When baseballs vanish in stadiums, blame the LED lights

Sport stadiums everywhere are replacing high-intensity discharge (HID) floodlights with light-emitting diodes (LEDs). It’s the obvious way to go, as LEDs consume less power and have long lives. However, it seems there is a problem, one that has hit baseball: high flying balls vanish into the night, and LED lighting has even been blamed for players missing catches in the field.

Naturally enough, this complaint caught the attention of researchers who study and develop LED lighting. Was this a real problem? Could losing sight of the ball against floodlights really be due to the LEDs? These questions soon attracted attention at Toshiba Lighting & Technology Corporation, and inspired Hirokuni Higashi, a member of the Lighting Engineering Group, Toshiba Lighting & Technology Corporation, to conduct a series of field and laboratory experiments to explore the phenomenon and develop better sports lighting for players.

A veteran of many years of researching lighting glare, Higashi was motivated by the thought that, “Blaming LED lights for losing sight of balls would just raise unnecessary, groundless concerns among people considering adopting LED lighting.” In his opinion, “This phenomenon is all about the luminance of the lights, rather than whether the lights are LEDs or not. I thought that we could explain the phenomenon scientifically and come up with a solution.”

The first step he took was to visit a stadium to inspect the lighting set-up. There were several lighting towers, each decked with an array of floodlights. As Higashi explains, “A bank of floodlights creates high intensity luminance that can affect human vision.”

Convinced he had found the cause of the phenomenon, he headed back to the lab, and with the support of new colleague, Yuki Hata, started to design experiments to explore what he called “ball disappearing phenomenon.”

Seeing is believing

Experiments to replicate the problem were held at night in a stadium. They were really helped by the assistance of five members of Toshiba’s baseball team, all with at least ten years of playing experience and all comfortable playing night games.

“Getting the stadium at the time the players were available was the first hurdle,” recalls Higashi. “We had to get ready, conduct the experiment and clean up in the two hours the stadium was made available to us.” Higashi looks back the day of the experiment, “rain was forecast for the day, and I remember nervously eying the rain radar on my smartphone on the train to the ground.”

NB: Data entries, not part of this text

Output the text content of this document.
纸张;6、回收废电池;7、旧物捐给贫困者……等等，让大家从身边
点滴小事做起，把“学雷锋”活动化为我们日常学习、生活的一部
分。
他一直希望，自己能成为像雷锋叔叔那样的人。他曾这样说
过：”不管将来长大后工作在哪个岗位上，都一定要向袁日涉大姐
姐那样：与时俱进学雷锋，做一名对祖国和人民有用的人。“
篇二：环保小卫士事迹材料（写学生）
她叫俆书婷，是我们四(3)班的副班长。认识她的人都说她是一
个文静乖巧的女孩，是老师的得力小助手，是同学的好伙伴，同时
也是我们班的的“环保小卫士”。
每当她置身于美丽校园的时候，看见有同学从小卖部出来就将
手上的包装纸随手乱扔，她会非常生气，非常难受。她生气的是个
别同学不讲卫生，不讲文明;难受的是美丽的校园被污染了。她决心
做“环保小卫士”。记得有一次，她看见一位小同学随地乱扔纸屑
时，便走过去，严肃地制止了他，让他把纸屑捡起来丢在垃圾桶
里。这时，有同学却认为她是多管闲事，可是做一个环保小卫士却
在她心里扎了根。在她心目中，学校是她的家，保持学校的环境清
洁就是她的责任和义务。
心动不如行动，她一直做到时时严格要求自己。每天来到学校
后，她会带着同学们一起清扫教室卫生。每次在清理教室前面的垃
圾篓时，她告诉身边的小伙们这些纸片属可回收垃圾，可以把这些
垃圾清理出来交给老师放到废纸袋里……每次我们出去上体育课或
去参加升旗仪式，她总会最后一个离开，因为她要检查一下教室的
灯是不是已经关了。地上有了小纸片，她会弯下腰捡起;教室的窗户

Fortunately, the skies didn’t open and the experiments were done. A hitter positioned under a lighting tower whacked balls high into the air to be caught by the five players. They were arranged to view the ball from different angles, in four hitting patterns, which realized 20 ways of checking whether or not the ball got lost in the lights.

The basic finding was clear: the ball disappeared when it passed in front of lights that were at a threshold luminance—and the larger this area of high luminance, the more likely the ball was to disappear. Armed with the results, he headed back to the lab to study the relationship between luminance and ball disappearance. The tests found an almost 100% probability of disappearance when the lighting was at an intensity of 300,000 cd/m 2 or more.

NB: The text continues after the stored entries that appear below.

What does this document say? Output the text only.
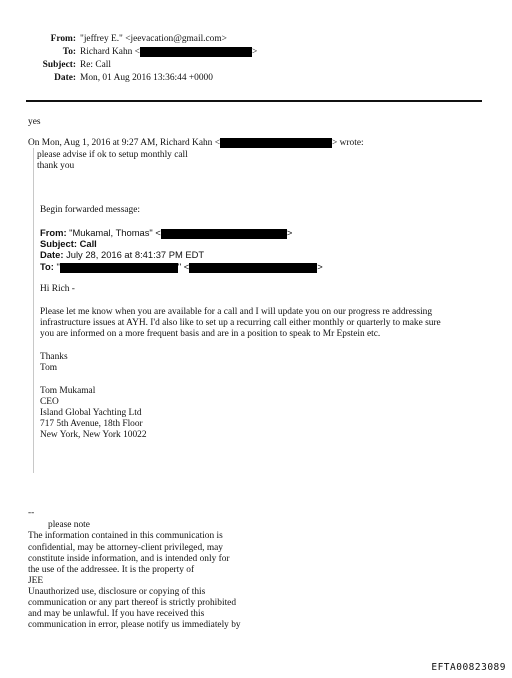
From: "jeffrey E." <jeevacation@gmail.com>
To: Richard Kahn <	>
Subject: Re: Call
Date: Mon, 01 Aug 2016 13:36:44 +0000
yes
On Mon, Aug 1, 2016 at 9:27 AM, Richard Kahn <	> wrote:
please advise if ok to setup monthly call
thank you
Begin forwarded message:
From: "Mukamal, Thomas" <	>
Subject: Call
Date: July 28, 2016 at 8:41:37 PM EDT
To: "	" <	>
Hi Rich -
Please let me know when you are available for a call and I will update you on our progress re addressing
infrastructure issues at AYH. I'd also like to set up a recurring call either monthly or quarterly to make sure
you are informed on a more frequent basis and are in a position to speak to Mr Epstein etc.
Thanks
Tom
Tom Mukamal
CEO
Island Global Yachting Ltd
717 5th Avenue, 18th Floor
New York, New York 10022
--
please note
The information contained in this communication is
confidential, may be attorney-client privileged, may
constitute inside information, and is intended only for
the use of the addressee. It is the property of
JEE
Unauthorized use, disclosure or copying of this
communication or any part thereof is strictly prohibited
and may be unlawful. If you have received this
communication in error, please notify us immediately by
EFTA00823089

Though the experiment was tough to set up, the results were worthwhile. Working directly with the players in on-field experiments generated a lot of insights.

“Normally lighting experiments are confined to the lab, and we only venture outdoors if we need to confirm something,” explains Higashi. “This time, though, I took the advice of my boss and did the outdoor experiment first. This was a good move. It reminded me of the importance of going out into the field, talking to people, not just staying confined in the laboratory. It was also really useful to talk to players with a lot of experience of night games, who told us that they sometimes have the same problem with HID lamps, too. I tried to catch a ball or two myself, and I was amazed how easy it was to lose sight of it. That’s when I realized that the lighting conditions weren’t actually that great for the players.”

More LEDs, better stadium experiences

The most important thing about the experiment is that it also provided clues on how to design the lighting to reduce the ball disappearing phenomenon. The key lay in considering the luminance distribution across a bank of floodlights.

“In simple terms, you need to reduce the area of high luminance. LEDs are suitable for lighting baseball fields because their illumination is highly directional; not all the lights need to be set to have the same intensity as HID lighting does.The LED floodlight set-up that we have designed ensures that light remains tightly focused on targeted areas. By preventing light from leaking into adjacent spots, this improved design could provide an efficient lighting solution while also significantly reducing the problem of the ball disappearing in the lights,” Higashi explains.

This becomes obvious when we compare HID floodlight set-ups with LED floodlight set-ups. With more controlled distribution of luminous intensity, the LED bank appears significantly less bright when viewed from the side, but it lights the field and playing area just as well.

During the experiment, the players commented that “it felt like LEDs on the side of the floodlight were not even turned on.” This suggests that explaining the mechanism needs more understanding, but the experiment itself helped to figure out a better solution for baseball and other games that involve balls flying up in the air. The results of the experiments also confirm that LEDs can illuminate entire stadiums.

Hata, who works in the Technology Development & Quality Assurance Division, explains the quality of lighting. “LEDs are highly directional, and there were some concerns that they could only spotlight a limited space and not the entire stadium. We investigated this with more indoor experiments and studied whether highly directional LED floodlights could illuminate an entire baseball field. We found that setting the lighting at a certain level of illuminance would not cause any problem for catchers. We are confident that the current LED floodlight setting delivers illuminance that causes no problems for fielders catching balls.”

The results of the on-field testing and player-oriented research is used to improve the design of lighting for sports stadiums. LEDs are also capable of delivering vibrant greens and dynamic plays, and various lighting effects. Research into this technology is likely to make watching sports an even more thrilling experience.